Inside Fresh Projects
At Fresh Projects, we know operational tools aren’t just about profitability, they’re about enabling better practice. And behind our platform is a team of women driving that change from the inside.

Aimee Smith – Head of Customer Success
Bringing clarity and support to firms navigating complex project workflows.
“Everyone benefits when we work in diverse industries and teams. Different mindsets, different skill sets, when we bring them together, the results are always better. It’s not about ticking boxes, it’s about building better outcomes through broader perspectives.”

Shona Troost – Project Manager
Championing thoughtful implementation across varied client needs.
“AEC firms solve varied and complex challenges. Women contribute significantly to the diversity of thought leadership, experience, and approach required to design and implement these solutions sustainably and ethically.”

Danielle Wilson – Content & Social Media Manager
Championing the voices of real practitioners and spotlighting underrepresented stories.
“If you ask someone to describe an architect or an engineer, they’ll likely picture a man. That’s the cultural default we’re challenging. Women have always had the skillsets, the shift now is that those skills are finally being seen, respected, and valued in the professions they’ve long contributed to.”

Caitlyn Thompson - Customer success Manager
“I believe women bring fresh thinking that leads to smarter, more inclusive design. If the built environment is for everyone, the people shaping it should reflect that. Diversity in the industry isn’t a nice-to-have - it’s what drives progress.”
Whether they’re guiding firms through onboarding, managing implementation, or redefining how the industry communicates, these women are helping make AEC more efficient, more human, and more equitable.
Diana Dingley - Head of People & Finance:

Ivona Milanova-Thomaides - Head of Product:

What AEC Firms Can Do Next
Representation doesn’t improve by accident, it improves through strategy.
Here’s one starting point: look at your internal data.
How do staffing patterns differ by gender? Who gets assigned to the most profitable projects?
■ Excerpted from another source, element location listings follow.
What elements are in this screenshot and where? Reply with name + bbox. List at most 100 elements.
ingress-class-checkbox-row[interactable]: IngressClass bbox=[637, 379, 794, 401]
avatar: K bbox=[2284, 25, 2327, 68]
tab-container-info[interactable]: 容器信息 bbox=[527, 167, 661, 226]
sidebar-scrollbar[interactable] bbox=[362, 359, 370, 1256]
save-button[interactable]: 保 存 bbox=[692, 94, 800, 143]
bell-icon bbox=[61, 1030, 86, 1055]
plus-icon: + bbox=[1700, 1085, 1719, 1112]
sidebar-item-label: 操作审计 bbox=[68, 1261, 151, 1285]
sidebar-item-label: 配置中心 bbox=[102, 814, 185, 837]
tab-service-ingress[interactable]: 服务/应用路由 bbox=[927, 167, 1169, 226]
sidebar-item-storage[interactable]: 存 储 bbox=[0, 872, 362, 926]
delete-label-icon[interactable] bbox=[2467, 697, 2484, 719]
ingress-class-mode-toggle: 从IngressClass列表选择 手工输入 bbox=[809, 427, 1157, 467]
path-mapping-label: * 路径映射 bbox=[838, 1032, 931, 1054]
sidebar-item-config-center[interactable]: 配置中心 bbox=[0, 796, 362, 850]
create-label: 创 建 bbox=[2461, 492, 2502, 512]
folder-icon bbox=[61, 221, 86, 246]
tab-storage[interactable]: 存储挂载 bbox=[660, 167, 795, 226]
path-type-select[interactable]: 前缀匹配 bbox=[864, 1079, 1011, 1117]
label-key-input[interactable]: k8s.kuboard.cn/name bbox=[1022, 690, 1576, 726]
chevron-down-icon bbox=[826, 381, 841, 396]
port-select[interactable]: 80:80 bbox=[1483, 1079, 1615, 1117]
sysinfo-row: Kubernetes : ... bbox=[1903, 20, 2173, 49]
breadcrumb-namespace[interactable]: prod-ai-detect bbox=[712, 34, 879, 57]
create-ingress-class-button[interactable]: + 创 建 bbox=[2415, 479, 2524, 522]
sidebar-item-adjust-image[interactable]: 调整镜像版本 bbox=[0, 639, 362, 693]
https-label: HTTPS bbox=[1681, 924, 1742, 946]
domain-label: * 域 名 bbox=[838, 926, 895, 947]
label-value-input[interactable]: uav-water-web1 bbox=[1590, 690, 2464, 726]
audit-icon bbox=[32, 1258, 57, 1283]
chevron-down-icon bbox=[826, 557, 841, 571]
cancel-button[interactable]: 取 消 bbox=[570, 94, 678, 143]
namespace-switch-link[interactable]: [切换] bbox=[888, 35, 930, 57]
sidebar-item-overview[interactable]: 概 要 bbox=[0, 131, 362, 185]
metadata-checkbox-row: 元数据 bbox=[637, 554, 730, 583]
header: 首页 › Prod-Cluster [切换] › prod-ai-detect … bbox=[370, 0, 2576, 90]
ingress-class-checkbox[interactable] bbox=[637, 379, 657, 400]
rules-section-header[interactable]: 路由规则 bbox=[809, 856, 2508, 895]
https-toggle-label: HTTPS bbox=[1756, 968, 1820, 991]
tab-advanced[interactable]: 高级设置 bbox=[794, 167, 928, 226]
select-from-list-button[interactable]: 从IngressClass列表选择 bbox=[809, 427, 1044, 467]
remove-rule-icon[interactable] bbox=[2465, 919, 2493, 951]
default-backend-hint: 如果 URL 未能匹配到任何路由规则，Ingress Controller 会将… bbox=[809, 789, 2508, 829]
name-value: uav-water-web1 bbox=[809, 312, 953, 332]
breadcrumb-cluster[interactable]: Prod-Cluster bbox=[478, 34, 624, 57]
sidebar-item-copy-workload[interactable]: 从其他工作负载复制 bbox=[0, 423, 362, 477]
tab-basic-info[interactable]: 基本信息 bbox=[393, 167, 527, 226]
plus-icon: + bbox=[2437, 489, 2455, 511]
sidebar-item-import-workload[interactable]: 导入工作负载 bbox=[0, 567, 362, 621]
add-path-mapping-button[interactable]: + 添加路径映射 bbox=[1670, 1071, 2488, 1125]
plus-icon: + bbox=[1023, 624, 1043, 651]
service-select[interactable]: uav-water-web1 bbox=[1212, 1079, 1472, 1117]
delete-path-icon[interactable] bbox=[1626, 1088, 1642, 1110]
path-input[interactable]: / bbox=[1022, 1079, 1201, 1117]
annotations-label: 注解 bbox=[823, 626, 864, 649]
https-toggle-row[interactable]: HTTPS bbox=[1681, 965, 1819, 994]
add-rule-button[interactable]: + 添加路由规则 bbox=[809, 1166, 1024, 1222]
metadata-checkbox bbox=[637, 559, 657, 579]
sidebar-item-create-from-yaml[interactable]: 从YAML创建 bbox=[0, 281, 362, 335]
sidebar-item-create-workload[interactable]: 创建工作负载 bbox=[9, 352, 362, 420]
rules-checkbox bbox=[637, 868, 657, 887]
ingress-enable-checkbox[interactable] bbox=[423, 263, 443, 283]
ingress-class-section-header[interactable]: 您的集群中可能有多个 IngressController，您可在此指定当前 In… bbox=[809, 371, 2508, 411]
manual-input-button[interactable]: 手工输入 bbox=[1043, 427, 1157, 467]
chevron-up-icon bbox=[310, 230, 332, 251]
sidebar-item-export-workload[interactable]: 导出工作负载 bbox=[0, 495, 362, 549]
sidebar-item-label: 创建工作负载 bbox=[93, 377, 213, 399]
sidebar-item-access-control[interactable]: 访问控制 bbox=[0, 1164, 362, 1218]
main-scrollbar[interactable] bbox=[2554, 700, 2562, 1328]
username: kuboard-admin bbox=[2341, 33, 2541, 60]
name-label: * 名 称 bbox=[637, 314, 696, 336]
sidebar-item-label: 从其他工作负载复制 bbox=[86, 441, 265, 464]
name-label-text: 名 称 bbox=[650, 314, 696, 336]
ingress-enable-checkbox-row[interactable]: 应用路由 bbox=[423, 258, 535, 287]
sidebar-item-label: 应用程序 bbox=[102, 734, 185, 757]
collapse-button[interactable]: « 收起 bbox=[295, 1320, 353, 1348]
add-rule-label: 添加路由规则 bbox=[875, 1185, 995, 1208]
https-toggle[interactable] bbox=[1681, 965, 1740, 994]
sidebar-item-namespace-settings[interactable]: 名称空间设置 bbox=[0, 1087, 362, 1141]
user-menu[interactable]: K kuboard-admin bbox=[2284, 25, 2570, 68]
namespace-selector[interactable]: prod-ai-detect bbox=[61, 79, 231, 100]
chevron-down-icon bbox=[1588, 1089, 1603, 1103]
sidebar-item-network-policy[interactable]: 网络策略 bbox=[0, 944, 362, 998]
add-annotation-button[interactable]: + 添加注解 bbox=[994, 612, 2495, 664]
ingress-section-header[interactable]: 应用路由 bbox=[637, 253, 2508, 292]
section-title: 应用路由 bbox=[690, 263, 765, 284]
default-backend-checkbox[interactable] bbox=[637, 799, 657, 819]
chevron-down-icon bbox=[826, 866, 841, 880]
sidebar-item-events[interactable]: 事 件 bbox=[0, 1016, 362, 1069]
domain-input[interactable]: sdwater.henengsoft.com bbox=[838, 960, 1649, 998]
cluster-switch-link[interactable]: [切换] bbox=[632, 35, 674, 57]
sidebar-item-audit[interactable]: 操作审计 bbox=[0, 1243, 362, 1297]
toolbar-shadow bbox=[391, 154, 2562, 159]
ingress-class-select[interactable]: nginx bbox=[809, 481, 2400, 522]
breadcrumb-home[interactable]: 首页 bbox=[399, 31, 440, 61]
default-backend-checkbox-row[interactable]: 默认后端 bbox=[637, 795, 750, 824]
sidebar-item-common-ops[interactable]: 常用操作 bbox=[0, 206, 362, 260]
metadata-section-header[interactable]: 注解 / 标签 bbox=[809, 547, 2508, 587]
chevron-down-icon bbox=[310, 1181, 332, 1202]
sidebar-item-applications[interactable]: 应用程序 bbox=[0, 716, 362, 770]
Who’s being mentored or promoted, and who’s not?
Many AEC firms aren’t lacking intent, they’re lacking visibility.
💡 Value-add tip:
Use your resourcing and profitability data to ask diversity questions, not just financial ones.
At Fresh Projects, our platform helps firms track the metrics that matter most: project performance, resource utilisation, and team workload. But those same tools can reveal structural blind spots:
- Are women carrying more non-billable admin work?
- Are your highest-value projects distributed equitably?
- Are progression paths transparent across roles?
Improving inclusion doesn’t start with policy. It starts with awareness.
“Use operational insights to assess fairness , not just finances.”
And the benefits are real: studies show that companies with high gender diversity are 25% more likely to outperform their peers financially. Equity is good business.
The latest AJ100 Awards remind us what progress looks like:
Women in leadership. Thoughtful policies. Empowered new voices.
At Fresh Projects, we’re proud to stand alongside practices pushing for a more inclusive AEC industry and to be shaped by the women in our own team who are helping lead that charge.
Diversity isn’t a side conversation. It’s central to how we build better.